Une fois qu’ on est devenu «trop grand» en tous cas, une chose que l’on redécouvre avec émerveillement quand on se retrouve à enseigner en maternelle, c’est l’importance de la couleur préférée. En effet, la couleur préférée, c’est une notion capitale et incontournable quand on a cinq ans. Un enfant qui n’aurait jamais partagé avec les copains quelle est sa couleur préférée, ça n’existe pas, ça n’a aucun sens, ce serait comme ne jamais révéler son prénom. Dire sa couleur préférée, c’est dire qui on est, c’est affirmer son identité sans aucune crainte. Et pour cause: quelles craintes pourrait-on bien avoir? Comment imaginer en effet qu’on pourrait en vouloir à Nia de préférer le marron ? Qu’on pourrait exclure Lucas du groupe parce qu’il préfère le rose? Comment imaginer que ceux qui préfèrent le bleu décident un jour de ne plus adresser la parole à ceux qui préfèrent le violet, ou encore que ceux qui préfèrent le rouge se battraient, au nom de leur couleur préférée, avec ceux qui préfèrent le noir? Que ces scenarii improbables paraissent comiques quand on a cinq ans! Ils relèvent de l’absurde. Ils relèvent d’un monde dont à cet âge là on ne soupçonne pas encore l’existence… Un monde où on aurait besoin de se rappeler en vain que les goûts et les couleurs, ça ne se discute pas.
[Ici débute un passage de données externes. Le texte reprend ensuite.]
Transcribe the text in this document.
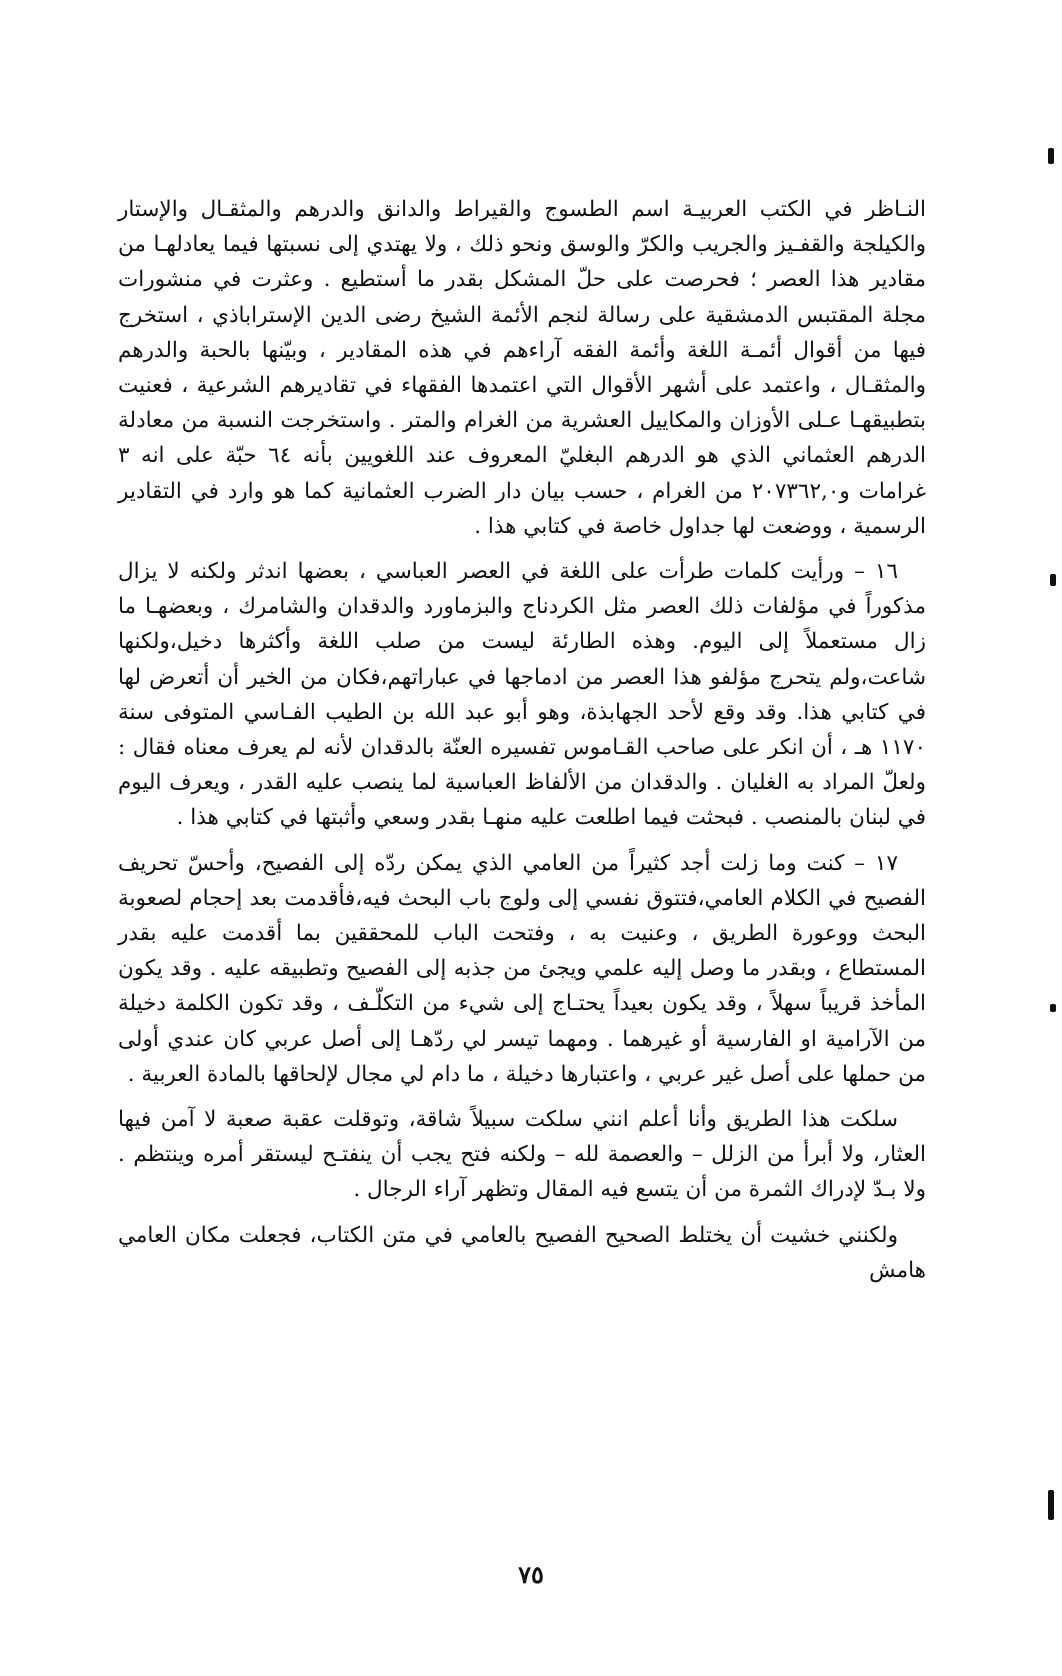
النـاظر في الكتب العربيـة اسم الطسوج والقيراط والدانق والدرهم والمثقـال والإستار والكيلجة والقفـيز والجريب والكرّ والوسق ونحو ذلك ، ولا يهتدي إلى نسبتها فيما يعادلهـا من مقادير هذا العصر ؛ فحرصت على حلّ المشكل بقدر ما أستطيع . وعثرت في منشورات مجلة المقتبس الدمشقية على رسالة لنجم الأئمة الشيخ رضى الدين الإستراباذي ، استخرج فيها من أقوال أئمـة اللغة وأئمة الفقه آراءهم في هذه المقادير ، وبيّنها بالحبة والدرهم والمثقـال ، واعتمد على أشهر الأقوال التي اعتمدها الفقهاء في تقاديرهم الشرعية ، فعنيت بتطبيقهـا عـلى الأوزان والمكاييل العشرية من الغرام والمتر . واستخرجت النسبة من معادلة الدرهم العثماني الذي هو الدرهم البغليّ المعروف عند اللغويين بأنه ٦٤ حبّة على انه ٣ غرامات و٢٠٧٣٦٢,٠ من الغرام ، حسب بيان دار الضرب العثمانية كما هو وارد في التقادير الرسمية ، ووضعت لها جداول خاصة في كتابي هذا .

١٦ – ورأيت كلمات طرأت على اللغة في العصر العباسي ، بعضها اندثر ولكنه لا يزال مذكوراً في مؤلفات ذلك العصر مثل الكردناج والبزماورد والدقدان والشامرك ، وبعضهـا ما زال مستعملاً إلى اليوم. وهذه الطارئة ليست من صلب اللغة وأكثرها دخيل،ولكنها شاعت،ولم يتحرج مؤلفو هذا العصر من ادماجها في عباراتهم،فكان من الخير أن أتعرض لها في كتابي هذا. وقد وقع لأحد الجهابذة، وهو أبو عبد الله بن الطيب الفـاسي المتوفى سنة ١١٧٠ هـ ، أن انكر على صاحب القـاموس تفسيره العنّة بالدقدان لأنه لم يعرف معناه فقال : ولعلّ المراد به الغليان . والدقدان من الألفاظ العباسية لما ينصب عليه القدر ، ويعرف اليوم في لبنان بالمنصب . فبحثت فيما اطلعت عليه منهـا بقدر وسعي وأثبتها في كتابي هذا .

١٧ – كنت وما زلت أجد كثيراً من العامي الذي يمكن ردّه إلى الفصيح، وأحسّ تحريف الفصيح في الكلام العامي،فتتوق نفسي إلى ولوج باب البحث فيه،فأقدمت بعد إحجام لصعوبة البحث ووعورة الطريق ، وعنيت به ، وفتحت الباب للمحققين بما أقدمت عليه بقدر المستطاع ، وبقدر ما وصل إليه علمي ويجئ من جذبه إلى الفصيح وتطبيقه عليه . وقد يكون المأخذ قريباً سهلاً ، وقد يكون بعيداً يحتـاج إلى شيء من التكلّـف ، وقد تكون الكلمة دخيلة من الآرامية او الفارسية أو غيرهما . ومهما تيسر لي ردّهـا إلى أصل عربي كان عندي أولى من حملها على أصل غير عربي ، واعتبارها دخيلة ، ما دام لي مجال لإلحاقها بالمادة العربية .

سلكت هذا الطريق وأنا أعلم انني سلكت سبيلاً شاقة، وتوقلت عقبة صعبة لا آمن فيها العثار، ولا أبرأ من الزلل – والعصمة لله – ولكنه فتح يجب أن ينفتـح ليستقر أمره وينتظم . ولا بـدّ لإدراك الثمرة من أن يتسع فيه المقال وتظهر آراء الرجال .

ولكنني خشيت أن يختلط الصحيح الفصيح بالعامي في متن الكتاب، فجعلت مكان العامي هامش

٧٥
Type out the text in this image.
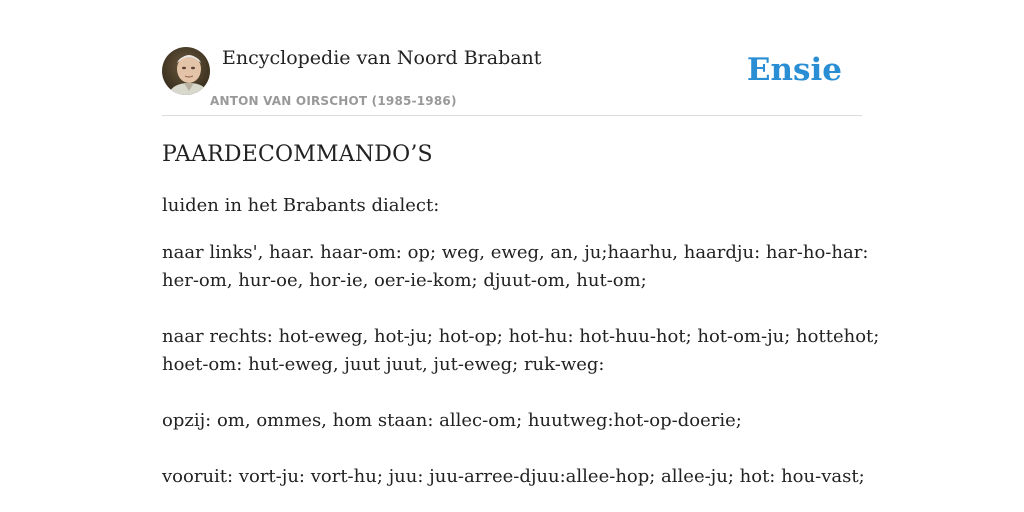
Encyclopedie van Noord Brabant
ANTON VAN OIRSCHOT (1985-1986)
Ensie
PAARDECOMMANDO’S

luiden in het Brabants dialect:

naar links', haar. haar-om: op; weg, eweg, an, ju;haarhu, haardju: har-ho-har:
her-om, hur-oe, hor-ie, oer-ie-kom; djuut-om, hut-om;

naar rechts: hot-eweg, hot-ju; hot-op; hot-hu: hot-huu-hot; hot-om-ju; hottehot;
hoet-om: hut-eweg, juut juut, jut-eweg; ruk-weg:

opzij: om, ommes, hom staan: allec-om; huutweg:hot-op-doerie;

vooruit: vort-ju: vort-hu; juu: juu-arree-djuu:allee-hop; allee-ju; hot: hou-vast;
Ateliers pARTage ©Fabienne Cresens

Quand on a cinq ans, on n’a pas besoin de ce type de proverbes. Respecter la couleur préférée des autres, ça relève de l’évidence. D’ailleurs, comme me l’auront enseigné mes élèves de l’année dernière, quand vient l’anniversaire de Solan ou de Roxane et qu’on veut leur faire un dessin, c’est la moindre des choses de se renseigner discrètement sur leur couleur préférée !

Aussi, depuis que j’ai compris l’importance de cette notion essentielle, j’ai toujours pris soin de ne pas négliger ces petits moments de classe a priori anodins où mes élèves ont la possibilité de choisir la couleur: celle de leur porte-document, celle de l’étiquette de leur prénom, celle du feutre à utiliser pour repasser sur les boucles…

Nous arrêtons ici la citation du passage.